Lind went on to UCLA studying dance and literature. She worked for United Jewish Appeal, fund- raising and raising awareness on college campuses between taking student groups to Israel.

About her husband, Gary: “My parents and my husband’s parents were friends when we were born,” Linda recalls. “I was at his bar mitzvah…and our mothers set us up several years later.” She was 28, he was 29 when they married. “Together we camped and traveled, read books, practiced yoga, and went to every museum we could find,” her bio on the docent website notes. “My sons always said that if a park ranger or docent was talking, I would follow them anywhere.” Her husband died in 2006.

Linda Eifer

Linda has two sons, a daughter-in-law and a young man who became part of the family during Covid. All are avid yoga practitioners. She was the Scoutmaster for her sons’ troop. “I quit when they wouldn’t allow gay Scouts to take on leadership roles.” Her letter of resignation, based on her objections to a Supreme Court ruling, was published in the Los Angeles Times.
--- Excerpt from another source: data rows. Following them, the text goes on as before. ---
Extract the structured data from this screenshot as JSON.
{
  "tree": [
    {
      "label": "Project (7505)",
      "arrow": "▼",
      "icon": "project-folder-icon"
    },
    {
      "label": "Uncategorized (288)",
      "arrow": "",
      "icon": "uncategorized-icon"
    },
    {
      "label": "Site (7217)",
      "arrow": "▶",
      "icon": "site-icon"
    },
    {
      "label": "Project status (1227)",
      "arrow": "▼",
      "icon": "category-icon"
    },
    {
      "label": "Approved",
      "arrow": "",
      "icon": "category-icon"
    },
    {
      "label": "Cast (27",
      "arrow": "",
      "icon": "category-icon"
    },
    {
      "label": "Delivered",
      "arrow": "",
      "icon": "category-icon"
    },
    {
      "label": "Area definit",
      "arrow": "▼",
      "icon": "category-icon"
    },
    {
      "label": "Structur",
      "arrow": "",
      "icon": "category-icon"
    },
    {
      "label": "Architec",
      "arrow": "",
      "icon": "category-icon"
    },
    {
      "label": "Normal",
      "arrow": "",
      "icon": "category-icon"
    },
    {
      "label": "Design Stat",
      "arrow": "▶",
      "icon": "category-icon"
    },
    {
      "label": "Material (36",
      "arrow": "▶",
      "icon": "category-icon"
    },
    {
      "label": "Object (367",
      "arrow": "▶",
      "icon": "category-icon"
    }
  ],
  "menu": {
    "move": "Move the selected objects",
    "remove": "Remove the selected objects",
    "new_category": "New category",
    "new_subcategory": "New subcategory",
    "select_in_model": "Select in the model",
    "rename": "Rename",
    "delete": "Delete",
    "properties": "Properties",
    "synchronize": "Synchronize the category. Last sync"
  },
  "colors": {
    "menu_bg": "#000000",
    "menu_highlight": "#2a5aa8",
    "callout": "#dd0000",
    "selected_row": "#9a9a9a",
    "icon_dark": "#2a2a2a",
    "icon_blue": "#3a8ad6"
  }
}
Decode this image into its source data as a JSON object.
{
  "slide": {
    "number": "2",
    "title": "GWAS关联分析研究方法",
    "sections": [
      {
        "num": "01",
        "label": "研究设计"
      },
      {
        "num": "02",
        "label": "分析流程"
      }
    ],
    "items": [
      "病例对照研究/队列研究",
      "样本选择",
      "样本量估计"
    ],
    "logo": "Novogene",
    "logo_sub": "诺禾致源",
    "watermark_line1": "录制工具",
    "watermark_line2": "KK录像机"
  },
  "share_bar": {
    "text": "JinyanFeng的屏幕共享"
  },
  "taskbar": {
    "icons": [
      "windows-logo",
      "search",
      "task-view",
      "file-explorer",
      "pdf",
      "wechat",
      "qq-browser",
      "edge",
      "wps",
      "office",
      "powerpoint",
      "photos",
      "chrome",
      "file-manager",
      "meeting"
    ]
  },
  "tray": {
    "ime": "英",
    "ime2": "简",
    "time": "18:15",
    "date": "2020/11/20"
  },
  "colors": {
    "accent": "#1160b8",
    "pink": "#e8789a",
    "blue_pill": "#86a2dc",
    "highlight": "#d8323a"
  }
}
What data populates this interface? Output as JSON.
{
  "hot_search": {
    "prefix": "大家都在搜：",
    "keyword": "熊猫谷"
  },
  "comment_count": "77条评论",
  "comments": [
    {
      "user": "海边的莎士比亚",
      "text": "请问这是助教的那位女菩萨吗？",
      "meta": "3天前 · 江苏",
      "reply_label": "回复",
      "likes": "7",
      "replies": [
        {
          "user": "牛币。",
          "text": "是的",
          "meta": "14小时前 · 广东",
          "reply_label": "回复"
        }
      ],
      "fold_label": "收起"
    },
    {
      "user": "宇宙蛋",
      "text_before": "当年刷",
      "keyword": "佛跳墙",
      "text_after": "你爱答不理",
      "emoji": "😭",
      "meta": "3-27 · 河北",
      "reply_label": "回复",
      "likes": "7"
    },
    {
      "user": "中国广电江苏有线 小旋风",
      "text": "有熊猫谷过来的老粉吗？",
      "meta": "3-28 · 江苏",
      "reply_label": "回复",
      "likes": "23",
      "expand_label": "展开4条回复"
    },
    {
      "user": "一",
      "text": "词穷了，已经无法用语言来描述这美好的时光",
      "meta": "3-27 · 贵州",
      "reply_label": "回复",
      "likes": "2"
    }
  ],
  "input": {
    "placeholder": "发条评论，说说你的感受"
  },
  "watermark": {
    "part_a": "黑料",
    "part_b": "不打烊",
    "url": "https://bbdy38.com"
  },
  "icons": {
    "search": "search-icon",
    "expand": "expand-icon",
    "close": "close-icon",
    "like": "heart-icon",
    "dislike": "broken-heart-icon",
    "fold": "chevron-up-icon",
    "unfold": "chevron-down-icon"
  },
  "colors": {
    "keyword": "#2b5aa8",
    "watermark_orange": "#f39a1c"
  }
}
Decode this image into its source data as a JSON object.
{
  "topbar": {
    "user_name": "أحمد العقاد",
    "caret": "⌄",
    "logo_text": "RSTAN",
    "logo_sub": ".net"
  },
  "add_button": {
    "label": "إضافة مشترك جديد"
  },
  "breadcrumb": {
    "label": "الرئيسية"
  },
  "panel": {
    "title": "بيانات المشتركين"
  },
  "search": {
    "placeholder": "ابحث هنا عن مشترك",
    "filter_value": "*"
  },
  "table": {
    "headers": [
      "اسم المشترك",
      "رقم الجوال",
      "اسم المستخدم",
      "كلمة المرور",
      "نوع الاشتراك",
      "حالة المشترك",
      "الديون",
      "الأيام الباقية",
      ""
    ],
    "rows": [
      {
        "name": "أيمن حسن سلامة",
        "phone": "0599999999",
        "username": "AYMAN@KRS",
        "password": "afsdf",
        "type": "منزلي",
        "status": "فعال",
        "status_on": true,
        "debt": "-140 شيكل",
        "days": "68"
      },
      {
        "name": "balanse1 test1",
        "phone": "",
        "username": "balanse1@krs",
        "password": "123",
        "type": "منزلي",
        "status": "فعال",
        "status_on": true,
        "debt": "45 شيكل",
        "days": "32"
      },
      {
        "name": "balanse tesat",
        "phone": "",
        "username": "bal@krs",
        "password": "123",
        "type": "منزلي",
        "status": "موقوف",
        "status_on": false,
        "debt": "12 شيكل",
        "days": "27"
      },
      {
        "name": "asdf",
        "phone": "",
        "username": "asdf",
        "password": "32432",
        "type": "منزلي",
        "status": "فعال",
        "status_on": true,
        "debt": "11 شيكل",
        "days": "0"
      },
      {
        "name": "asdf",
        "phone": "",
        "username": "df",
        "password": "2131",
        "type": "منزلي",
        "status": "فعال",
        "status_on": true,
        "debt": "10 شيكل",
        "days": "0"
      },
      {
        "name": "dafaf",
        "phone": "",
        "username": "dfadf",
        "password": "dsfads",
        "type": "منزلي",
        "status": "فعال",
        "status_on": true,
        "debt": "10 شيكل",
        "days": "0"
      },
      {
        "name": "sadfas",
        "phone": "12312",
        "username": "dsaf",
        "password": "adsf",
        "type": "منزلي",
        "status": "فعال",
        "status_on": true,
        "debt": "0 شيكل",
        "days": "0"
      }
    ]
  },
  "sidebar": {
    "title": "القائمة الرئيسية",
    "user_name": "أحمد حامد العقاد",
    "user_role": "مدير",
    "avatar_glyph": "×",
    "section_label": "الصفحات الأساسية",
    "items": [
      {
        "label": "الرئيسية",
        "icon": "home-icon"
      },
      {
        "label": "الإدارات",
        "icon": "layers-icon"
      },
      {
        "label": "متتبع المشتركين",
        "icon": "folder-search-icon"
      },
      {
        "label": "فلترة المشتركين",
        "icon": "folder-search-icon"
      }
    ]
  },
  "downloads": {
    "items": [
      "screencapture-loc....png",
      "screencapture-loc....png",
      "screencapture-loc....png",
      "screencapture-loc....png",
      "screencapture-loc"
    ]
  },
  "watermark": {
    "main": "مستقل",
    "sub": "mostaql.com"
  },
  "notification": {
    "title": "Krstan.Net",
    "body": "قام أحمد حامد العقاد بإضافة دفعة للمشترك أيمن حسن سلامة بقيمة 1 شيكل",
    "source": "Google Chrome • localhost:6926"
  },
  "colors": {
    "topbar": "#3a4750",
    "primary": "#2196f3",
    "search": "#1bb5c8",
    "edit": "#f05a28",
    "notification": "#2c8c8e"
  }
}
Other passions in her life include dancing, reading, cooking, baking, photography, camping and traveling. “My favorite place on earth is Sequoia National Park,” she notes. “Being there with family and friends fills my soul.”

In addition to practicing yoga with friends in her backyard studio, she takes her practice on the road, organizing trips that include Yoga, art ,nature and culture. “I do a lot of yoga related travel,” she said, noting her teaching stints on Crystal Cruise. Yoga is central in her life. The practice, she notes, is so much more than exercise; It is meditation, breathing and ethical values. She recalls a yoga teacher who said it very well, “How important is it to you that you put your ankle behind your head compared to who you choose to sit with at your dinner table?”